Al dio ignoto – Di fronte al buio

Il nostro parere

Al Dio ignoto (2020) ITA di Rodolfo Bisatti

Lucia vive con il figlio Gabriel, un adolescente di 17 anni. Il marito è fuggito in seguito alla scomparsa della primogenita Anna, morta di leucemia 7 anni prima. Lucia tenta di elaborare il lutto: affronta il dolore lavorando come infermiera in un hospice, a contatto con i malati terminali. Qui incontra degli ospiti che si riveleranno dei “maestri”, indicandole la strada che porta alla liberazione dall’angoscia.

L’opera di Bisatti si presenta con una fotografia luminosa e netta, capace di valorizzare le diverse ambientazioni.

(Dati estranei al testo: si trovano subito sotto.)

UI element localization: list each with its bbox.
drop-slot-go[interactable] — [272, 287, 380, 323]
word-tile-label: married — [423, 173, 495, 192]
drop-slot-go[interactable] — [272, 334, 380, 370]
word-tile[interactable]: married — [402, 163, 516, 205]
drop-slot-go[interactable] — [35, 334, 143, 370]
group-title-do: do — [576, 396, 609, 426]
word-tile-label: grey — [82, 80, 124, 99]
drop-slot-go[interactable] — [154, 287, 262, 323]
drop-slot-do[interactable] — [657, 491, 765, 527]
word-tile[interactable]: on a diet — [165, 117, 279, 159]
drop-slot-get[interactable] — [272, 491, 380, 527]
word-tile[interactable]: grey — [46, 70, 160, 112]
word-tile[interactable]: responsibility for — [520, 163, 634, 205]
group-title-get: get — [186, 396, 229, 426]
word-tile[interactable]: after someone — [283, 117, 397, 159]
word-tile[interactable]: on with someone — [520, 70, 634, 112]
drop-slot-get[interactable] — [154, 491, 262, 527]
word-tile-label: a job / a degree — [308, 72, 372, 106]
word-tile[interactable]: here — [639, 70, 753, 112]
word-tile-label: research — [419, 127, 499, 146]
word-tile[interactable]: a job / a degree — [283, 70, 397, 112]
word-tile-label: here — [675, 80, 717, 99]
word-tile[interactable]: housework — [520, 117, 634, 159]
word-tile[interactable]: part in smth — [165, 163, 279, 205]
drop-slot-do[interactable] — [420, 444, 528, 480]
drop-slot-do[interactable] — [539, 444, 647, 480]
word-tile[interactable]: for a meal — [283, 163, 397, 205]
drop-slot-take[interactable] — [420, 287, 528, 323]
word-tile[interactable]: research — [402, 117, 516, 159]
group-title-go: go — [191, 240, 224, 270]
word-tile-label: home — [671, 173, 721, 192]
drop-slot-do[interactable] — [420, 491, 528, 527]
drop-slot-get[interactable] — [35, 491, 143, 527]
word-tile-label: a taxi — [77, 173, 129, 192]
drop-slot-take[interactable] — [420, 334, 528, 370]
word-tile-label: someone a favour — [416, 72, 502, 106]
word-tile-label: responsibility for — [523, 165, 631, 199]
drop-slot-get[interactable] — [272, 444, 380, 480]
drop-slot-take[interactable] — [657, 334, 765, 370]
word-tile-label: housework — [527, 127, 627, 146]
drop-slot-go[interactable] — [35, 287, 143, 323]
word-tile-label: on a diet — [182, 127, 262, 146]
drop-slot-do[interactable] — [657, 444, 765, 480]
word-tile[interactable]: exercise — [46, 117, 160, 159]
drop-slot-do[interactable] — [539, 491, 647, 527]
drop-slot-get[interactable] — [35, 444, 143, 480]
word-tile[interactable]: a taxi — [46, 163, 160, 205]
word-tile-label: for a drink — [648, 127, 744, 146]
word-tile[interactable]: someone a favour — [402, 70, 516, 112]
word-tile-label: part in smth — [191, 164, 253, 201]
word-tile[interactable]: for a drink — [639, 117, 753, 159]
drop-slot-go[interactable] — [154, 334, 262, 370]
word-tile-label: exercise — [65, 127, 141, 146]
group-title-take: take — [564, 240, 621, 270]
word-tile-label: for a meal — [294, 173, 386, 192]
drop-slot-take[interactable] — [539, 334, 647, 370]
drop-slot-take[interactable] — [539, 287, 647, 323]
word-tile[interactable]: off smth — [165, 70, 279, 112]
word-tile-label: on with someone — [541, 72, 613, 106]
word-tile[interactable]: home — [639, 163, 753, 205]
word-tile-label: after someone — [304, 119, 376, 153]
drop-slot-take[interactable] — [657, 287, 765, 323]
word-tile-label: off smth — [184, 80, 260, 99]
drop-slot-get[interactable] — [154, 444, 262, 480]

La storia, coraggiosa per la scelta della tematica, affronta la morte con pudore e misura, senza cedere lo spazio ad esibizioni melodrammatiche di sentimenti falsi ed eccessivi. Lo stile sottotono del regista, invece, valorizza straordinariamente l’intimità del paziente, il racconto della malattia che non viene esibita come mezzo per condizionare lo spettatore ma come strumento filosofico di riflessione.

Proprio i dialoghi tra i ricoverati, il loro stato d’animo commisurato all’avvicinarsi della morte forniscono momenti struggenti e di intesa emotività. Lucia diventa quindi la loro immagine speculare: mentre loro abbandonano gradualmente la vita, lei diventa l’icona di chi resta e porta con sè un carico di dolore spaventoso.

Eppure la vita prosegue e Lucia saprà trovare, grazie a coloro che assiste, una nuova consapevolezza. Questo passaggio è mostrato con sensibilità attraverso il progressivo illuminarsi del volto della protagonista.

Talvolta, però, le scene contemplative sono prolisse, quasi interminabili, una sfida alla capacità di sopportazione dello spettatore: una scelta certamente non casuale. Così anche il rapporto con il figlio rimasto e l’ex marito assume una forma didascalica non necessaria allo svolgimento dell’intreccio.